La guerra in Ucraina rilancia la questione dell’adesione

L’invasione dell’Ucraina da parte della Russia ha dimostrato quanto sia cruciale l’appartenenza o meno alla NATO. Se l’Ucraina ne fosse stata membro, la NATO avrebbe avuto il dovere di fornire assistenza e avrebbe dovuto entrare in guerra – e ciò avrebbe dissuaso la Russia dal lanciare l’attacco in primo luogo.

La guerra in Ucraina ha così rilanciato il dibattito di un avvicinamento, se non di un’adesione, alla NATO degli Stati neutrali dell’UE, e cioè di Irlanda, Austria, Svezia e Finlandia.

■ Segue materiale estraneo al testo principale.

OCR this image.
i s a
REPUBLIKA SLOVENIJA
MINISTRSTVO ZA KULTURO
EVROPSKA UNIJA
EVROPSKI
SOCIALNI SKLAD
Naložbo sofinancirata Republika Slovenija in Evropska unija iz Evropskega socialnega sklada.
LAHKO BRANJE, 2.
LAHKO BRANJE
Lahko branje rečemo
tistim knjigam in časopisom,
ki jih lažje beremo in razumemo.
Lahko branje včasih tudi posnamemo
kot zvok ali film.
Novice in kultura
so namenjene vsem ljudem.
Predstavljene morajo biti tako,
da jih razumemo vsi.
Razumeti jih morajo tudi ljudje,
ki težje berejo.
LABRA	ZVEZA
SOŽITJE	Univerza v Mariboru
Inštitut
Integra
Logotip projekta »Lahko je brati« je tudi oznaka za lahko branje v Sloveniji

Secondo il DDPS, è fuori discussione che anche la Svizzera debba mettersi sotto l’ombrello protettivo della NATO. “L’adesione alla NATO non è compatibile con la neutralità svizzera”, puntualizza Carolina Bohren.

Finlandia e Svezia interpretano la loro neutralità in modo meno rigido, definendosi dei Paesi “senza alleanze”. Ciò che distingue ulteriormente la Svizzera dai due Paesi scandinavi è la sua posizione geografica al centro dell’Europa. Difficile immaginare che uno Stato attacchi la Svizzera – e soltanto la Svizzera.

“Se la Svizzera diventasse l’obiettivo di un attacco armato, la neutralità verrebbe meno”, afferma Bohren. La Confederazione non solo sarebbe autorizzata a difendersi militarmente, ma potrebbe anche cooperare con altri Paesi – per esempio le nazioni vicine. “La Svizzera vuole assicurarsi questa libertà d’azione”, dice la portavoce del DDPS.

È quindi chiaro il motivo per cui la Svizzera sta cercando di avvicinarsi alla NATO e alla PESCO. Secondo l’esercito svizzero, queste collaborazioni hanno il vantaggio di permettere di “esercitare la capacità di cooperazione militare con gli Stati a noi affini”. La Svizzera si sta dunque esercitando per un’emergenza. Fino ad allora rimarrà, ovviamente, strettamente neutrale.